After a little more cajoling from both of us, Frederik took us up on our offer. They chatted like they’d known each other for years and I was the one who’d been picked up off the floor. Frederik was going to be far more effective at taking Gavin’s mind off his problems than I was. I made my excuses and left. Gavin tried to protest, but it was half-hearted. I didn’t take offence; I’ve seen often enough how love envelops someone and the rest of the world becomes irrelevant to them. To Gavin’s credit, he later called and apologised for abandoning me. Our own uninterrupted lunch took place a week later, and he didn’t even hold me to my original promise of paying.

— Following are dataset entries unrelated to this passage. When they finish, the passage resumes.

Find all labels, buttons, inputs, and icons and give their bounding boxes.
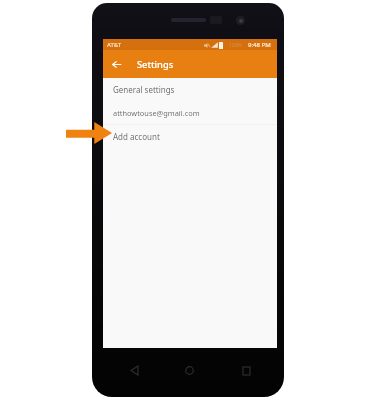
staticText: 9:48 PM	[248, 41, 271, 49]
staticText: 100%	[229, 42, 242, 49]
button[interactable]: Home	[179, 360, 200, 381]
button[interactable]: Add account	[103, 125, 277, 147]
staticText: Settings	[137, 58, 174, 71]
staticText: AT&T	[107, 41, 122, 49]
staticText: atthowtouse@gmail.com	[113, 108, 200, 118]
button[interactable]: Navigate up	[105, 53, 127, 75]
staticText: General settings	[113, 84, 175, 95]
button[interactable]: General settings	[103, 78, 277, 101]
button[interactable]: Back	[124, 360, 145, 381]
button[interactable]: Recent apps	[236, 360, 257, 381]
staticText: Add account	[113, 131, 160, 142]
button[interactable]: atthowtouse@gmail.com	[103, 101, 277, 124]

Three-and-a-half years later, they’re still together, living in London with Frederik’s guide dog Oscar. Rarely has there been a sweeter couple – one who sees nothing and one who sees enough for the both of them.
Thirty
They’re Back
It’s Peregrina-and-Pete. Still, thankfully, unconnected, save by one hand each.
‘Jesus, don’t do that to us!’ I say, clutching at my chest. ‘Did you find anyone?’
‘There’s a few people lurking, but they’re human and for the most part unarmed,’ says Pete. ‘Who have you found?’
‘These are my friends, Gavin, and that’s Frederik,’ I say, poin
ting at each, still unable to believe that the words are true. ‘They… they were here.’
Gavin moves forward to shake Pete’s hand and embraces Peregrina awkwardly, and then they’re introduced to Frederik. Gavin has met Peregrina on a few occasions, but otherwise they’re as good as strangers, connected though me.
Frederik suddenly acts like we’ve surprised him and Gavin at home and offers us something to eat. Gavin bounds over to the whale and hauls himself up into its cavernous stomach, reappearing a few moments later with a blue rucksack. He divides out food that must have been several days’ worth of rations – bottles of lukewarm water, bananas, crisps and a packet of cheese biscuits. The last meal we ate feels days ago, but it was only the previous night. Still, nearly eighteen hours without food is more than enough. The six of us wolf down our food while I quiz Gavin-and-Frederik on their experience.
Have they been here since it started?
Where did they get the gun?
Has anyone else they know survived so far?
The boys answer my questions. The gun came from a specialist store somewhere in Kensington, and as far as they know, both of their entire address books have been rendered useless, present company excepted.
‘After even the first day, most of London had been eclipsed by these things,’ says Gavin. ‘They used their little grey clouds to do that thing of whisking up people together and it caused a lot of mess. We decided to come here the next day. It’s a miracle that we made it.’
‘I’ll say,’ says Pete. ‘It’s desolate out there.’
‘We’re among the last survivors,’ says Gavin, turning to Frederik and squeezing his hand. ‘Not that I imagine two queer guys are really what the repopulation effort needs.’ A small chuckle passes around the group. Gavin continues, ‘Anyway, if everyone’s eaten, how would you like a tour? It’s very different here without the teeming crowds.’